Nun war auch ich spontan heute Morgen zur Demonstration ausgerückt, um dort als Vertreter der Partei Die PARTEI, sowie als Mensch, der in Berlin einsitzt, meinem Missmut über den Fortschritt des Endes unserer Mauer etwas Luft zu verschaffen. Ich meine, das Ding steht da. Das Ding ist ein Symbol für unsere Geschichte! Als ich heute Morgen an der ESG entlang schlenderte, begegneten mir:

250 Polizisten
50 Demonstranten
50 Presse-Eumel
und mindestens 500 Touristen!!

Scheint so, liebe Senatskapitalisten, dass ihr da mal wieder ein symbolträchtiges Stück unserer Geschichte dem Interesse des nächstbesten Baulöwen in den Rachen werft. Ein Stück unserer Geschichte, das offenkundig ein enormer Touristenmagnet ist. Will sagen, die Touristen rücken hier aus aller Herren Länder an, um sich gegenseitig vor der Mauer zu fotografieren. Dabei lassen die auch noch Geld hier! Und ich zweifle daran, dass die sich vor einem Hochhaus mit Luxuswohnungen oder der absurd hässlichen Mehrzweckhalle schräg gegenüber fotografieren lassen. Denkt ihr eigentlich, ausser über eure Bezüge, auch mal einen Moment lang nach, da im Roten Rathaus??? Mir scheint, sobald hier jemand in Arm-Aber-Sexy mit Geld wedelt, rutscht euch die verbliebene Hirngrütze umgehend in die Hose und ihr wedelt geschlossen mit den Schwänzen und sabbert. Da ist es sogar mittlerweile völlig Wurscht, wes Parteigeistes Kind ihr seid. Und wer bezahlt eigentlich den idiotisch-massiven Polizeieinsatz??? Da langweilten sich heute 250 (zweihundertfünfzig!!!) Uniformierte in ihren Wannen, liessen allesamt die Motoren laufen und kosteten eine Stange Geld.  Jede Menge Geld um fünfzig unausgeschlafene Demonstranten in Schach zu halten, die friedlicher waren als jeder Streichelzoo, gähnend und frierend dort herumlungerten und, wie ich, auch nicht so recht wussten, wie sie jetzt demonstrieren sollten.

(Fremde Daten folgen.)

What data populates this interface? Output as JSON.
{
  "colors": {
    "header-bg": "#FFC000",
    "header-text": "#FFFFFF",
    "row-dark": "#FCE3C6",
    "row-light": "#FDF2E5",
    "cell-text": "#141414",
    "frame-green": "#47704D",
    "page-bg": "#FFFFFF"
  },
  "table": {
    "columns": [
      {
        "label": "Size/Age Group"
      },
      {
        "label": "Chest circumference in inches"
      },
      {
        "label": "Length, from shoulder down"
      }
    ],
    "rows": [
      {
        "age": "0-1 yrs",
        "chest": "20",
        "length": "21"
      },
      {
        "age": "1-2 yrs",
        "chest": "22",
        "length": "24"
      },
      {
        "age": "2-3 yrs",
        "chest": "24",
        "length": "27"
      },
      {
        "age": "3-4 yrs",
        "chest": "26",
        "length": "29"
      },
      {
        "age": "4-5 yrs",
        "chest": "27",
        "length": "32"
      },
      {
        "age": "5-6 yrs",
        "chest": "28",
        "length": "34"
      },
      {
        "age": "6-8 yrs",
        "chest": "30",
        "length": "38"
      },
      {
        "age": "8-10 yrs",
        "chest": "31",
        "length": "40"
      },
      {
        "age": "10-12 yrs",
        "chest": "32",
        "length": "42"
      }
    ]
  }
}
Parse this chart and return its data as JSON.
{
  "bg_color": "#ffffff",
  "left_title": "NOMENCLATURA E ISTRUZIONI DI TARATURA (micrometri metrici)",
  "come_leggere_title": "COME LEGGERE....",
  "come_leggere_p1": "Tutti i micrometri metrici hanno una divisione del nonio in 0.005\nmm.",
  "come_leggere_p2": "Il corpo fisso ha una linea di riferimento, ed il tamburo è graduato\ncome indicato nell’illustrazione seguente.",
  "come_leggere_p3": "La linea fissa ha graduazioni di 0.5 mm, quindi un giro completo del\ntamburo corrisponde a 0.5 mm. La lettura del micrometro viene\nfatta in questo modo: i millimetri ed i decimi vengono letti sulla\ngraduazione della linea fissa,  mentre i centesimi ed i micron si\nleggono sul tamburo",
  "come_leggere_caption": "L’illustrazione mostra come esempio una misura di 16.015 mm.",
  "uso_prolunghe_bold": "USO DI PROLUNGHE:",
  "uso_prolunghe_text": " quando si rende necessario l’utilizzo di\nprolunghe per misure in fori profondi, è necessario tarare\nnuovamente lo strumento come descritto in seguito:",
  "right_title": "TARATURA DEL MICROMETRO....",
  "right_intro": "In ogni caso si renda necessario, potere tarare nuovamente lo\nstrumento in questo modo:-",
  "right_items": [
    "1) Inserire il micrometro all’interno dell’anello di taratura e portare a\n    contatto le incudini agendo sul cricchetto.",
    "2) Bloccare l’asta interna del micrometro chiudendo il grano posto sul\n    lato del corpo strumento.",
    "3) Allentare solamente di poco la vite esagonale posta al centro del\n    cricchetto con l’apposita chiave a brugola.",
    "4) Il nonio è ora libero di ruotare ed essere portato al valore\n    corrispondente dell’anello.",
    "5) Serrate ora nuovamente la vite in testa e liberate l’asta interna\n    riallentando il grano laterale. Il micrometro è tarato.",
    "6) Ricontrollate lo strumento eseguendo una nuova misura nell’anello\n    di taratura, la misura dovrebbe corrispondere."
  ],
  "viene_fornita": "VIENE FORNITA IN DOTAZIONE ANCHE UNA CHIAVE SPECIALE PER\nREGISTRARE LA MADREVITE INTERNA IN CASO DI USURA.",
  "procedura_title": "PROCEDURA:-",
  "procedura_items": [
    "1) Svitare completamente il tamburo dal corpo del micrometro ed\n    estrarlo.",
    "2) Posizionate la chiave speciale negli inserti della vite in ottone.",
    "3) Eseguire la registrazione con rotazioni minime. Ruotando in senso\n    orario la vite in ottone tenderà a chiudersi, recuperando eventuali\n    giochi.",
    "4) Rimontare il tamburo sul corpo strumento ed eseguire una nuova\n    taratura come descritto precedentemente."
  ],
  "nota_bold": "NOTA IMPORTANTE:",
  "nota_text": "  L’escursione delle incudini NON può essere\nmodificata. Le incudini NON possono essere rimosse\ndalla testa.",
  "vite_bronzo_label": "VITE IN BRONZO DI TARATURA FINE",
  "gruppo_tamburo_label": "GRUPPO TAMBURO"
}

Nun sagte Investor Hinkel, dass die Mauerelemente später wieder an Ort und Stelle gestellt werden sollen. Aha! Und die Bewohner des Luxuswohnungshochhauses benutzen dann Leitern, oder was? Kann ich kaum glauben. Vermutlich wollen die viel eher auch noch einen eigenen Bootsanleger und ein Nachtfahrverbot für Touristen-, Fracht- und Privatkähne. Haben sie das erst bekommen, stellen sie eine zusammengesparte Kulturlosigkeit fest und wünschen sich ein Pendant zur hamburger Elbphilharmonie, eine Spreephilharmonie, quasi oder ähnlichen kostenintensiven Mist.

Wo, lieber Grüßaugust Wowereit, bleibt denn dann die von ihnen so hoch gepriesene Sexyness dieser Stadt? Sie glauben doch wohl nicht ernsthaft, dass die mit den Silberlöffeln in ihren Hintern hier Sexyness verbreiten? Nö! Die wollen für ihre Kohle, die sie hier in ihre Wohnungen und sonstwas investieren Gegenleistungen. Bootsanleger und Spreephilharmonie sind da nur vorsichtige Schätzungen meinerseits.

Schön ist ja auch, dass weder Senat noch BVV was von den frühmorgendlichen Mauerspechten der größeren Art gewusst haben wollen. Nun fragt sich ein jeder, der weiter als bis drei zählen kann (das sind gar nicht mal sooo viele), wer denn bitte die zweihundertfünfzig Beamten zu Unzeiten an die Mauer gejagt hat. Hat etwa Investor Hinkel bei der zuständigen Polizeidienststelle angerufen und gesagt „Hör’n se mal… ich fang da morgen mal mit dem Abbau dieses hässlichen Denkmals an. Habe gehört, dass ein paar von diesen Politrüpeln was dagegen haben könnten. Könn‘ ’se mir mal, so rein präventiv, zweihundertfuffzich von ihrer Truppe schicken?!? Geht um 5:30 Uhr los. Kaffee bitte selber mitbringen!“

Ich frage mich nun ernsthaft, wie lange uns wir hier noch verscheissern lassen und wann endlich mal eine Horde so genannter Wutbürger, mit Knüppeln und Fackeln bewaffnet, das vermaledeite Pack aus den berliner Rathäusern jagt.

P.S.: Was machen eigentlich die Mediaspreeversenker von der ehemaligen Bar 25, die ihr „Spreeufer für alle!“ hinter der „härtesten Tür der Stadt“ verschanzt hatten? Ach, ja… die bauen da jetzt selber irgendwas mit Medien.